The group's 2018 financial supporters included 11 donors who contributed at least $20,000 each. The group had to disclose under federal tax law how much it received from individual large donors but not who they were.

One donor gave $150,000, according to the tax filing. Another gave $125,000. There were contributions of $82,800, $75,000 and $60,000. And three gave $50,000 each.

The tax filing from American Jobs Council appears to show that "a handful of unidentified donors" were actually behind the $500,000 that ended up with the Meekhof-tied West Michigan Community Preservation Fund in 2018, said Michael Beckel, research director for Issue One, a national political reform group.

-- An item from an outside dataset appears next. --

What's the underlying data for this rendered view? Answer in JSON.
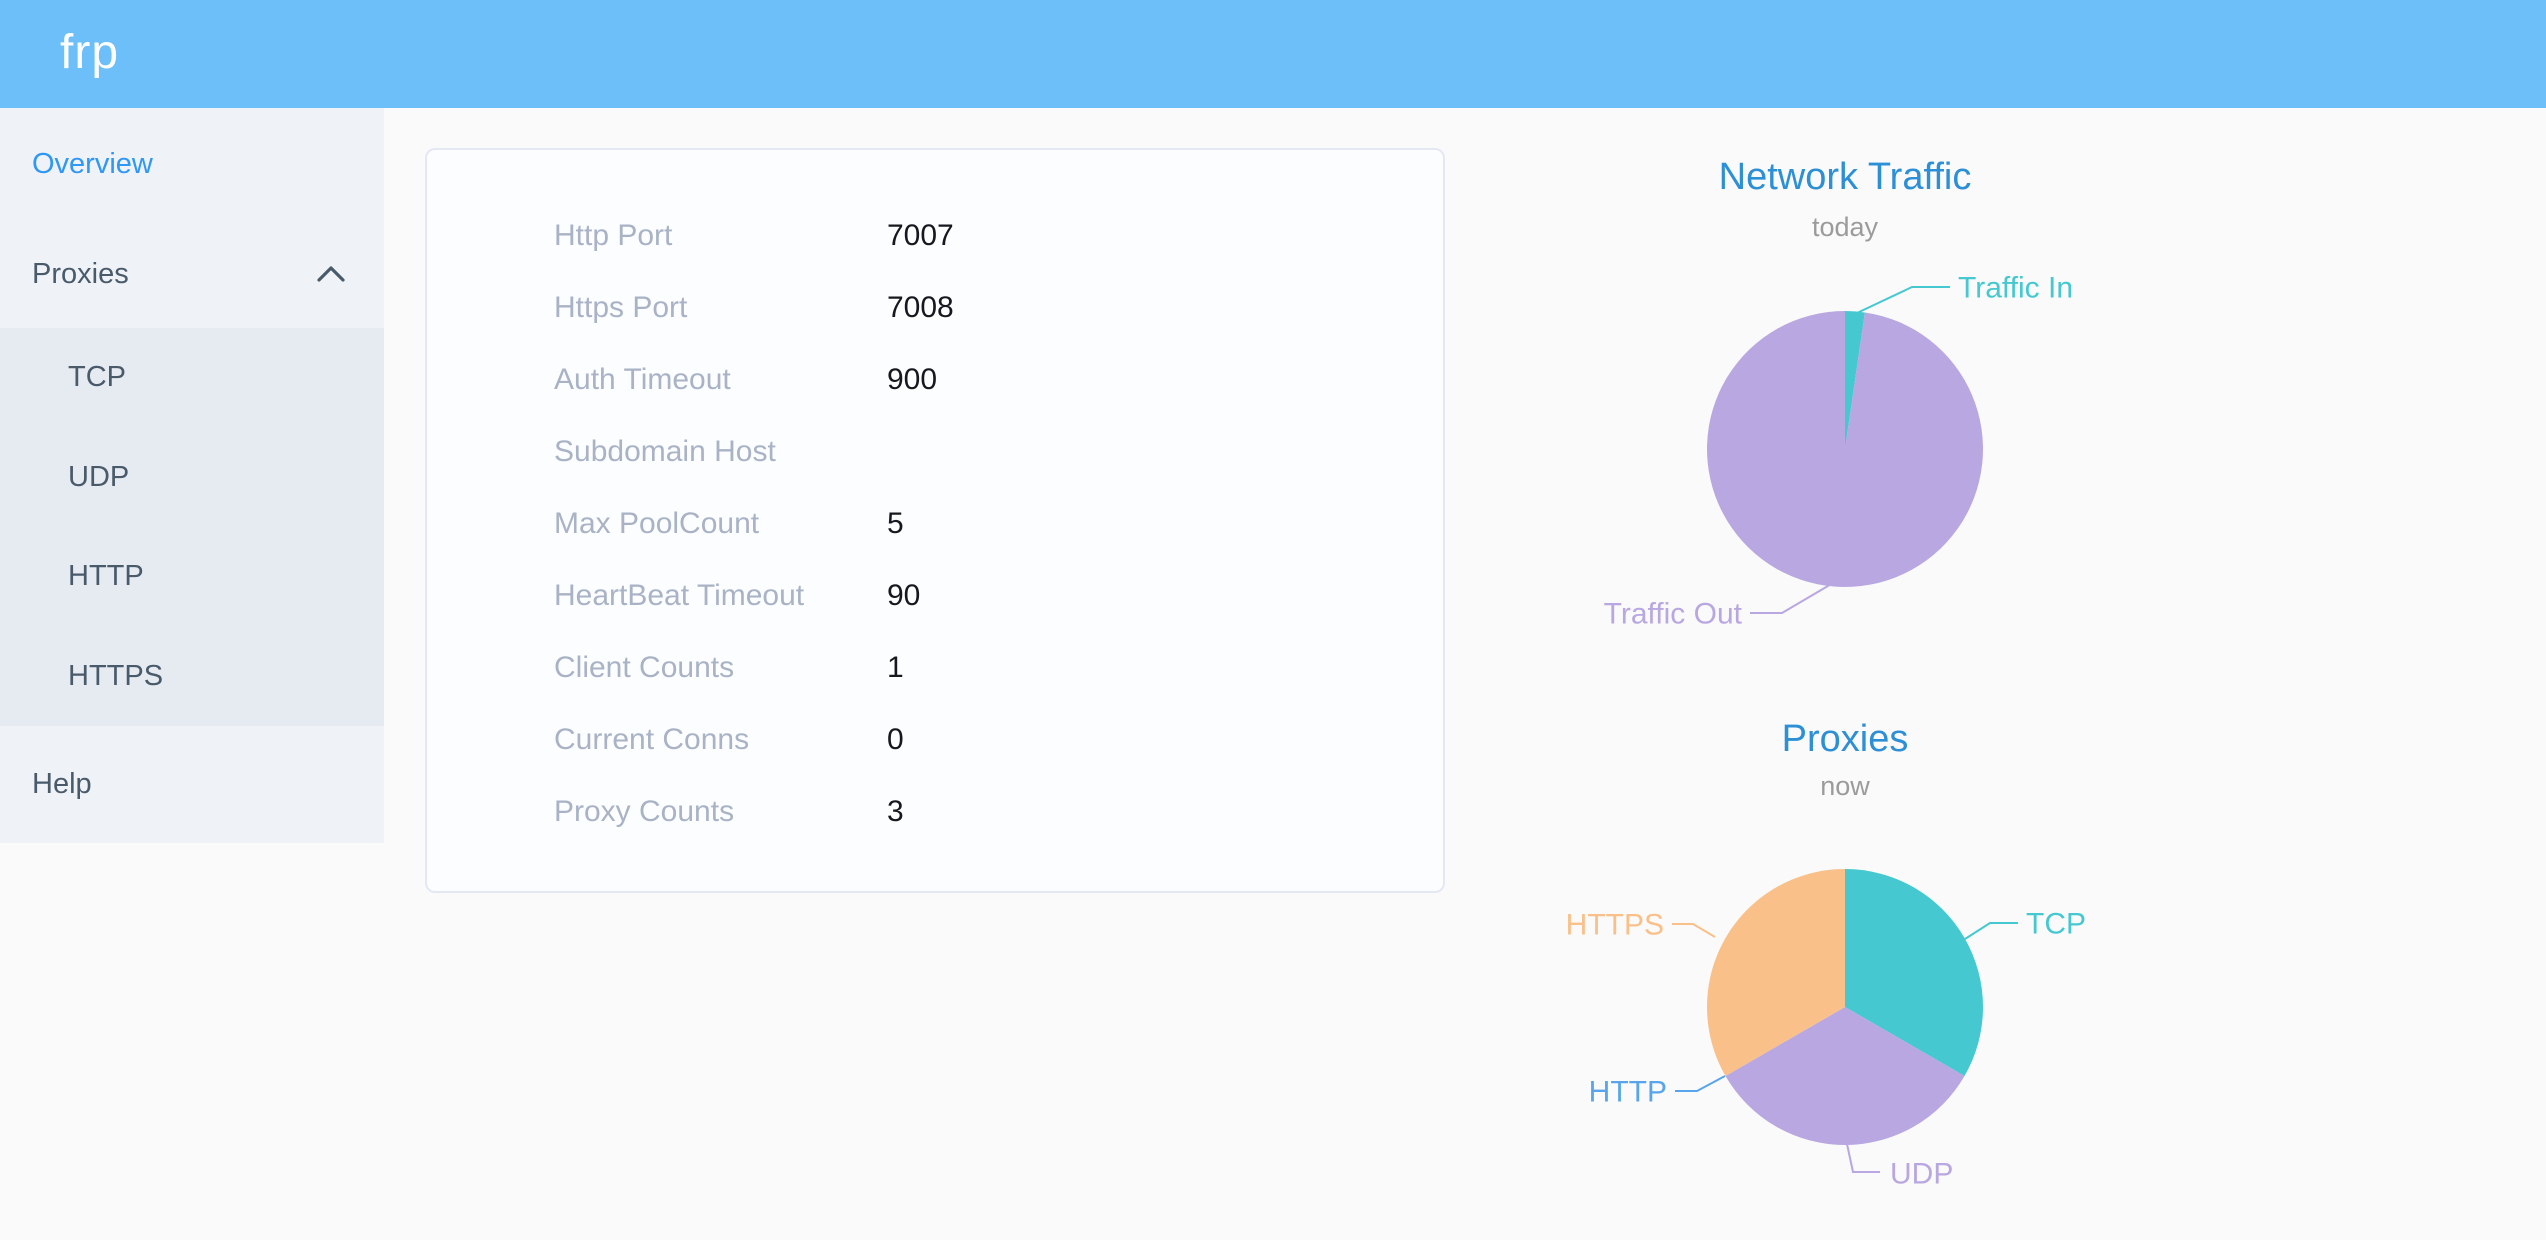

"This type of daisy chain situation adds an additional layer of opacity to these transactions," Beckel added. "The public is still in the dark about which wealthy donors and special interests were contributing to the West Michigan Community Preservation Fund."

'Everything done very meticulously'

Linder, the president of American Jobs Council, declined to say whether Meekhof had been involved in raising money for the group. He also said he wouldn't release the names of the donors.

"Everything was done with legal counsel," Linder added. "And everything was done very meticulously."

The American Jobs Council's mission is to "promote the common good" and "provide Americans with an understanding of how current policy initiatives will affect their well being," according to its tax filing.

Beidler, Meekhof's daughter who previously worked as a Michigan assistant attorney general, didn't respond to a request for comment. DeVries, who now lobbies for the multi-client firm Governmental Consultant Services Inc., said, "I am no longer on the board of the American Jobs Council."

Of $992,924 the group reported spending in 2018, it gave $500,000 to West Michigan Community Preservation Fund and $250,000 to the Michigan Republican Party. Those contributions represented more than 75% of its activities.

American Jobs Council has the appearance of acting as a "pass through" to fund the Michigan GOP and West Michigan Community Preservation Fund, said Fischer of the Campaign Legal Center.

"If the money being raised was being put toward the benefit of the Senate leader or his party, then there are significant concerns about improper influence," Fischer added.

American Jobs Council also spent $19,448 on reimbursements for "charity auction purchases" and "other expenses" that it described as officeholder reimbursements benefiting Meekhof, according to its tax filings. No other details of the reimbursements were provided in the filing.

The items were purchases made on behalf of the fund, Meekhof said. The items, which he didn't provide specifics about, were taxed or put back up for auction, he said.

The $19,448 described as "reimbursement" seemed "odd" to Ellen Aprill, a professor at the Loyola Law School in Los Angeles who has practiced nonprofit law for more than 30 years. But Aprill said it would take more information to prove whether something was legally wrong or not.

Philip Hackney, a law professor at the University of Pittsburgh who once worked in the Office of the Chief Counsel at the Internal Revenue Service, noted that nonprofits like the American Jobs Council are supposed to be focused on promoting "social welfare." They aren't supposed to engage in so-called "excess benefit transactions" that provide unwarranted benefits to a specific individual, he said. 

According to the American Jobs Council's 2018 tax filing, the group denied making "excess benefit transactions" in 2018 when asked by the IRS form, Hackney said.

But the group's reluctance to answer specific questions about the purchases raised questions, he said. "You would expect a nonprofit to be more forthcoming," Hackney said.